French is joining the IOC from the England and Wales Cricket Board, where he was Director of Public Policy and International Relations, overseeing the organisation’s strategic development in public affairs and managing key external relationships.
Before that, Philip French held the position of Chief Adviser on Sport at the Department for Culture, Media and Sport of the United Kingdom government. With responsibilities ranging from grassroots and elite athlete funding ahead of the Olympic Games London 2012, the National Lottery, broadcasting and gambling, French led on drafting and delivering the government’s key strategic policies on behalf of the Secretary of State for Culture, Media and Sport.
Mr French was previously Chief Executive of Supporter Trusts, a British non-profit organisation which aims to provide a platform for fans to influence the running of their clubs, and Director of Public Policy at Premier League, where he had responsibility for public affairs, corporate communications and community development. He previously wrote for the Guardian newspaper and was a consultant to UEFA in the UK.
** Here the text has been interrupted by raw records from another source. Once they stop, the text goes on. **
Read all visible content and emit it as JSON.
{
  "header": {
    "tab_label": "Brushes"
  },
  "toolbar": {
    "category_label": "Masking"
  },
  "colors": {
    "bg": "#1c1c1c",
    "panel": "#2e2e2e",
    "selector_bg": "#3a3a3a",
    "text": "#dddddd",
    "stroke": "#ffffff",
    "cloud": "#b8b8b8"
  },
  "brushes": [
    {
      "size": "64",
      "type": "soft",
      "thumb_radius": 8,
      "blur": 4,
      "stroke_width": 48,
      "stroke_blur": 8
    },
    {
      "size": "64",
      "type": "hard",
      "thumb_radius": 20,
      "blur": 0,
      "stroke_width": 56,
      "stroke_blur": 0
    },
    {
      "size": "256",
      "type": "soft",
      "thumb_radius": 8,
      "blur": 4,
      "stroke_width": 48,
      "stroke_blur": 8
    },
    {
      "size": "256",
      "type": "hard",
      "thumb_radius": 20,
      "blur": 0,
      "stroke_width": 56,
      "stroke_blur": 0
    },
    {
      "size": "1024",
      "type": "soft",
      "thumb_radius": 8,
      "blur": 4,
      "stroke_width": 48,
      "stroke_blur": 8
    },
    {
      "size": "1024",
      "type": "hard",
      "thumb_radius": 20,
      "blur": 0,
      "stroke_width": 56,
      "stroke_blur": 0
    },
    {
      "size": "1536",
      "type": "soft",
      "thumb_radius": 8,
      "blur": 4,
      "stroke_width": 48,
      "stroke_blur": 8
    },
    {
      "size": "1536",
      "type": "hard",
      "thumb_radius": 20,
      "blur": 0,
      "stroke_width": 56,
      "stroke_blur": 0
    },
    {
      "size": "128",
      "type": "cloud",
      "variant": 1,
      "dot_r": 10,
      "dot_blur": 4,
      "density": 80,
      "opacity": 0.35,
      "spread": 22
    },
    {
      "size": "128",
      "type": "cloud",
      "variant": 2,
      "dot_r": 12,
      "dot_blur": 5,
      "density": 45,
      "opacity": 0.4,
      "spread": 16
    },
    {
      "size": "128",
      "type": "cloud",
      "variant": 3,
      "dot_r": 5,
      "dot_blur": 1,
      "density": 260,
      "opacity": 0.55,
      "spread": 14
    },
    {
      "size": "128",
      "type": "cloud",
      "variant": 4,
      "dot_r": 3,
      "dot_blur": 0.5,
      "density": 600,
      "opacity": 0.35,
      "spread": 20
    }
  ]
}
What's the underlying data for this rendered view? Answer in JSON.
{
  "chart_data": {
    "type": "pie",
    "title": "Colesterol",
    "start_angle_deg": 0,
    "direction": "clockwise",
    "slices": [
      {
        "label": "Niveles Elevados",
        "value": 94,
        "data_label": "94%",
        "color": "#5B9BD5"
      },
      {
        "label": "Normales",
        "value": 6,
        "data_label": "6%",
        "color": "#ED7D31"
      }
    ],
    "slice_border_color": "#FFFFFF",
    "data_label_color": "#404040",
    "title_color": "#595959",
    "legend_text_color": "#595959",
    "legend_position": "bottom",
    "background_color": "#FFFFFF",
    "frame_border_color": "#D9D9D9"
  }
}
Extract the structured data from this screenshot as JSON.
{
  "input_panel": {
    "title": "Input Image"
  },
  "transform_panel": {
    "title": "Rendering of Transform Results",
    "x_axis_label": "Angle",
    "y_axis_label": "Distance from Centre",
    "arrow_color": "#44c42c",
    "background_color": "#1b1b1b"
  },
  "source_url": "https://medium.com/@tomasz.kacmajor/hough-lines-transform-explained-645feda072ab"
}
A graduate in Economics with Government of the London School of Economics and Political Science, Philip French has acquired over his career extensive experience in public affairs, international relations, community development and stakeholder management. He is very well acquainted with the world of sport, from both the media and management sides, and will be a valuable addition to the IOC’s team of directors.
A fan of athletics, football, cricket and tennis, Mr French is also involved in a number of grassroots and charity projects.
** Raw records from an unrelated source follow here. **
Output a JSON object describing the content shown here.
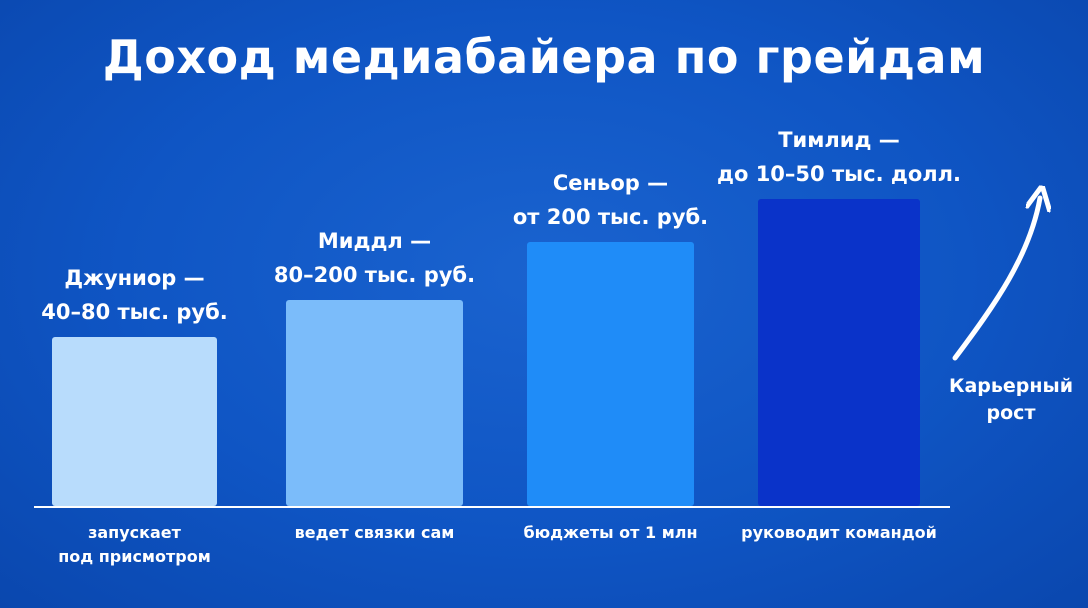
{
  "chart_data": {
    "type": "bar",
    "title": "Доход медиабайера по грейдам",
    "categories": [
      [
        "запускает",
        "под присмотром"
      ],
      [
        "ведет связки сам"
      ],
      [
        "бюджеты от 1 млн"
      ],
      [
        "руководит командой"
      ]
    ],
    "bar_labels": [
      [
        "Джуниор —",
        "40–80 тыс. руб."
      ],
      [
        "Миддл —",
        "80–200 тыс. руб."
      ],
      [
        "Сеньор —",
        "от 200 тыс. руб."
      ],
      [
        "Тимлид —",
        "до 10–50 тыс. долл."
      ]
    ],
    "values": [
      1,
      2,
      3,
      4
    ],
    "colors": [
      "#b8dcfc",
      "#7bbcfa",
      "#1f8cf8",
      "#0a33c9"
    ],
    "annotation": [
      "Карьерный",
      "рост"
    ],
    "xlabel": "",
    "ylabel": ""
  }
}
A British national, Mr French will take up his post on 1 March 2016.
The IOC has developed a comprehensive programme using sport as a tool for local socio-economic development and for humanitarian assistance. The PASD is central in defining the strategies for the development and implementation of such grassroots and peace projects around the world, as well as for advocating for the integration of sport and physical activity in national and international policies and programmes. It is also responsible for fostering partnerships with a wide range of organisations specialised in development and humanitarian aid, including the agencies of the United Nations (UN) and non-governmental organisations (NGOs), in a bid to build a better world through sport.
The International Olympic Committee is a not-for-profit independent international organisation made up of volunteers, which is committed to building a better world through sport. It redistributes more than 90 per cent of its income to the wider sporting movement, which means that every day the equivalent of USD 3.25 million goes to help athletes and sports organisations at all levels around the world.